We also learned resistance in class, which we come up with an equation of [V = I R], which R is the resistivity. The longer the wire, the bigger the resistance is. It also depends on the Area of the wire. For example, wire 1's length is 200cm and has a diameter of 0.25cm; wire 2 has a length of 200cm as well and has a diameter of 0.32cm. The smaller the area is, the bigger the resistance is; therefore, in this case, the wire with the diameter of 0.25cm has a bigger resistance, whilst R is proportional to Length. 

Resistance is proportional to the material as well (copper is good conductor, so the bigger the conductivity is, the smaller the resistance is). It also depends on the length and the area, which leads to an equation of [R = Rho L/A], which Rho is the resistivity, L is the length, and A is the area of the wire. 

Resistance as a function of temperature has a formula of {R = Ro[1+alpha(T-To)]}, which alpha is the temperature coefficient, and it depends on the type of metal. The colder the temperature is, the easier for the electron to go through; as the temperature increases, the resistance increases because there is more collision happening in the wire, thus resistivity is proportional to temperature. 

Flux and Gauss' Law (11th Day)

Spring 2015
Professor Mason
March 31 class

Flux
The first thing we needed to do in class was to type "Caltech E field" on Google, and the link is shown in the picture attached. On the website, it showed us how flux would work and what it would like in Java.

Relationship between Net flux and Net charge is they are proportional to the charge enclosed, [flux = charge/ epsilon] or [flux = integral of E dA cos (theta)].

Gauss' Law
After we were done playing with flux, we did an experiment, which included a cylinder with a piece of paper attached, and we plugged it in to the electrical field machine. When we turned on the machine, the outside part of the paper attached to the cylinder moved, while the inside part of the paper did not.

Next, we needed to think about the maximum possibilities when we have eight positive charges to be attached to a ring, and it would look like this.

It has to be no charges at all in the inner radius of the ring in order to have its maximum distance from each other. 

Then, the professor asked us what we were going to do if there was a lightning storm in the middle of nowhere, and we picked an option, which was to stay under the car because electricity is inductive to the ground.
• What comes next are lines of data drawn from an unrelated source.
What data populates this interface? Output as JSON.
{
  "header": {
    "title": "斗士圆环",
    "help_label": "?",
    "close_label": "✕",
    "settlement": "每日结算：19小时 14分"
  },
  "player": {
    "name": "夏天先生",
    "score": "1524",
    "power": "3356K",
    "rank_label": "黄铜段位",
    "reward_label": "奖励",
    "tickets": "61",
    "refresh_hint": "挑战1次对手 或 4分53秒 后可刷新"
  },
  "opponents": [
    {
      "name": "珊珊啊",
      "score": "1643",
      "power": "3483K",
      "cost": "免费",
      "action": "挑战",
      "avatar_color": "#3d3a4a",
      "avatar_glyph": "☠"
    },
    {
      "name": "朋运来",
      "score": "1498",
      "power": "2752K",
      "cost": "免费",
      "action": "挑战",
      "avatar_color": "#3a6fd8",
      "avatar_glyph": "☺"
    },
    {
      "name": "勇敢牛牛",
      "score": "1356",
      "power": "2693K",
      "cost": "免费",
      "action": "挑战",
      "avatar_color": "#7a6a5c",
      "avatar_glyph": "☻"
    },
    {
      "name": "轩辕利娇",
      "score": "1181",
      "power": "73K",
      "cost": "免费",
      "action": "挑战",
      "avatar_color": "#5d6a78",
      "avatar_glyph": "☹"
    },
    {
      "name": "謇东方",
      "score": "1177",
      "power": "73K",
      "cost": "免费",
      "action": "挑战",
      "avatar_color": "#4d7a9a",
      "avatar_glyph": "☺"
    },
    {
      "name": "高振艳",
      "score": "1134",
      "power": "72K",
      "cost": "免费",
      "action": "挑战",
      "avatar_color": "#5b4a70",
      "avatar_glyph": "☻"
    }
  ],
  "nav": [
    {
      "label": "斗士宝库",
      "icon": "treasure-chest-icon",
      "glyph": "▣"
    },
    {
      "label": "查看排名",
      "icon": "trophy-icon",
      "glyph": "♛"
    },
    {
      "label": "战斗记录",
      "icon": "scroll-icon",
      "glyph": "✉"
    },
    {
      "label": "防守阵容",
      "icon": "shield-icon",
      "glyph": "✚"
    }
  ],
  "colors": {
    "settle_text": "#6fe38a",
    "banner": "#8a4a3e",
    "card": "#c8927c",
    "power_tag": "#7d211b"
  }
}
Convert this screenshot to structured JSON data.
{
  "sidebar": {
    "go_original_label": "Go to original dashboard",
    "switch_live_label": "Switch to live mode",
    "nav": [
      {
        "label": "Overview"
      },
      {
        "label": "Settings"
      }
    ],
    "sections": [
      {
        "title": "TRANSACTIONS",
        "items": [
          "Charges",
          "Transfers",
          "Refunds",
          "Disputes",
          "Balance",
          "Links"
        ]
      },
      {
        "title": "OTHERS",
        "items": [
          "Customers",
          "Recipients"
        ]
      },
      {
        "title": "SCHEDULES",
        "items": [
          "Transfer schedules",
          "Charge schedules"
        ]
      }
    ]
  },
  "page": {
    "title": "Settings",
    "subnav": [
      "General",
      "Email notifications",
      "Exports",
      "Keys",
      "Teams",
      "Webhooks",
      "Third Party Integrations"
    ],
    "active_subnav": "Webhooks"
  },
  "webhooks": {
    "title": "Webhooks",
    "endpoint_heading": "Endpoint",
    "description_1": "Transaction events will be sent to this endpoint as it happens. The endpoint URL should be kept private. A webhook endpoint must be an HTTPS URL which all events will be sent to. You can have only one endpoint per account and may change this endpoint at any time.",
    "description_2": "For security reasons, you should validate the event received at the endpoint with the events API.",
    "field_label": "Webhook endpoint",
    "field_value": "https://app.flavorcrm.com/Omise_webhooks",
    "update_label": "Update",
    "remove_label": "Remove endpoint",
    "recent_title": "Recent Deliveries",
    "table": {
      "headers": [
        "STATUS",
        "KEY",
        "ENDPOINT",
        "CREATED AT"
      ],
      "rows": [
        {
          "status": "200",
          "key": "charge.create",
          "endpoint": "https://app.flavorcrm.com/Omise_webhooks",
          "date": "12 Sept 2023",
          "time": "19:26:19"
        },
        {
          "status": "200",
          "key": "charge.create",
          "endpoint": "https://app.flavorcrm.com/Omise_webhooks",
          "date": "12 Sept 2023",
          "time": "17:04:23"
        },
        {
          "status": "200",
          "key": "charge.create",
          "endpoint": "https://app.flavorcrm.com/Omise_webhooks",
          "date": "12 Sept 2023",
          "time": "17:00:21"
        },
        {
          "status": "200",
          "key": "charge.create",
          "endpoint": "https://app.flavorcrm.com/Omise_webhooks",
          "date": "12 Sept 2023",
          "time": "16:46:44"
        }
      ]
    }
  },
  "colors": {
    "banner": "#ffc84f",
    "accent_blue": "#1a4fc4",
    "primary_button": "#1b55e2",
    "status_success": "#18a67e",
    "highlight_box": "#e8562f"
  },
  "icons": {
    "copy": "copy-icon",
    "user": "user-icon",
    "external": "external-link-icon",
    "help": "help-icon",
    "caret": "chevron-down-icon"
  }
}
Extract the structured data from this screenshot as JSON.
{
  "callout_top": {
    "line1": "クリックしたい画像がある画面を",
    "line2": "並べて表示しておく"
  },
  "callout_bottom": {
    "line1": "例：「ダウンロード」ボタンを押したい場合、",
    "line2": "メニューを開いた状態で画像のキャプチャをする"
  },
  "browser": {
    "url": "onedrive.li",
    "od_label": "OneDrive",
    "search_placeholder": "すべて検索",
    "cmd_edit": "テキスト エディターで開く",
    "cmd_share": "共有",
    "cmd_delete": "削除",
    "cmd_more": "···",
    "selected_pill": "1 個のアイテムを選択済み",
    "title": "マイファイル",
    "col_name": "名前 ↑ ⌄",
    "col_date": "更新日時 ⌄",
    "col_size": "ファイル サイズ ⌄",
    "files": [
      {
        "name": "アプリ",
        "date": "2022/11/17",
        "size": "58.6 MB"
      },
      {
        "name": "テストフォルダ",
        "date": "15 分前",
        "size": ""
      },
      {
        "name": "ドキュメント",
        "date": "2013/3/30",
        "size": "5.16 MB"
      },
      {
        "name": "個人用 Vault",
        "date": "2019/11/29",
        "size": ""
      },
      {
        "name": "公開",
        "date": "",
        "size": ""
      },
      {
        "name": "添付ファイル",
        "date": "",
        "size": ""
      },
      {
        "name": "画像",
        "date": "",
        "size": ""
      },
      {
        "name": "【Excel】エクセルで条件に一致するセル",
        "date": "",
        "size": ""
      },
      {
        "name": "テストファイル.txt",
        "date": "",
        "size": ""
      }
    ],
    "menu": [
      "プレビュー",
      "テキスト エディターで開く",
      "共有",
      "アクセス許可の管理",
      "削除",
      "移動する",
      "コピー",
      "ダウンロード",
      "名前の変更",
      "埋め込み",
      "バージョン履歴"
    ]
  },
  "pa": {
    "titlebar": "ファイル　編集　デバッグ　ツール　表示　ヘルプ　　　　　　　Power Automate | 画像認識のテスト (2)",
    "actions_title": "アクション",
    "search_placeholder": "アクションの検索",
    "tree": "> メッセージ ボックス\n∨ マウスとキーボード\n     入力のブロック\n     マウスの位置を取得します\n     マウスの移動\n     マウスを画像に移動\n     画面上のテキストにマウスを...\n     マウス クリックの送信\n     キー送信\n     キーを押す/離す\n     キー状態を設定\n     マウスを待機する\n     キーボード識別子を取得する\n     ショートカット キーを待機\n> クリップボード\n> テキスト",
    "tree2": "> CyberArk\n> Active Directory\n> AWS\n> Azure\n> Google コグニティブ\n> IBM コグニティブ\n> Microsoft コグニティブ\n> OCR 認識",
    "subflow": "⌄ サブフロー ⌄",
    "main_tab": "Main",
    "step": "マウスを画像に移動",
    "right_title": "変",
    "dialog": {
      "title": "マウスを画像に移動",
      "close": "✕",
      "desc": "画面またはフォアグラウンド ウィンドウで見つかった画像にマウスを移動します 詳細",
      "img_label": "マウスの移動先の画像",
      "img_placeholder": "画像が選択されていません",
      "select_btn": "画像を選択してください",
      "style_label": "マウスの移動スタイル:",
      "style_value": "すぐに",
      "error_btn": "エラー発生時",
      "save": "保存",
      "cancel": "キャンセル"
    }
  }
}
One of ideal conductors is metal object, which has excess charges that are free to move around inside or outside of the conductor, which is one example is car. 

The Gauss' Law conductor is [E = omega / epsilon], which will lead to [flux = polar integral of E da = q in / epsilon]. The charge density is defined as [rho = dq/dv] and [q = integral from 0 to r of rho dv]. If it is sphere, it becomes [q = integral of 4 pi rho r^2 dr from 0 to r] or [rho = 3Q/4pi R^3], and the electric field calculation is [E = q/4pi ^2 epsilon] or the short form of that calculation is [kq/r^2].

Microwave experiment
In class, we did an experiment which includes disc, steel wool and a light bulb. First, we started off with the steel wool. We put the steel wool in the microwave, and then we turned it on; it would light up and show a spark inside the microwave. Next was the compact disc, we also put it in the microwave and turned it on, and it showed us a spark as well. The next one was light bulb, it showed us different color, and it lights up in the microwave.

The picture attached above is a compact disc after it was put in the microwave, it has some scratch or crack mark on the disc. 

The two pictures attached above are the equations for electrical field for cylinder. We know that the surface area of the cylinder is [2 pi r L + 2 pi r^2] (the surface area of the rectangle and 2 circles when we break it apart). Therefore, the equation becomes [E = lambda/ 2 pi r epsilon] as shown above. 

Gravitational Field

We learned gravitational field in class, which has an equation of [F/m = Y] thus, it would become [integral of Y dA = m/G]. Then, we can break the equation down again to [y = mG/ (Re + h)^2] and finally to [Gm/r^2].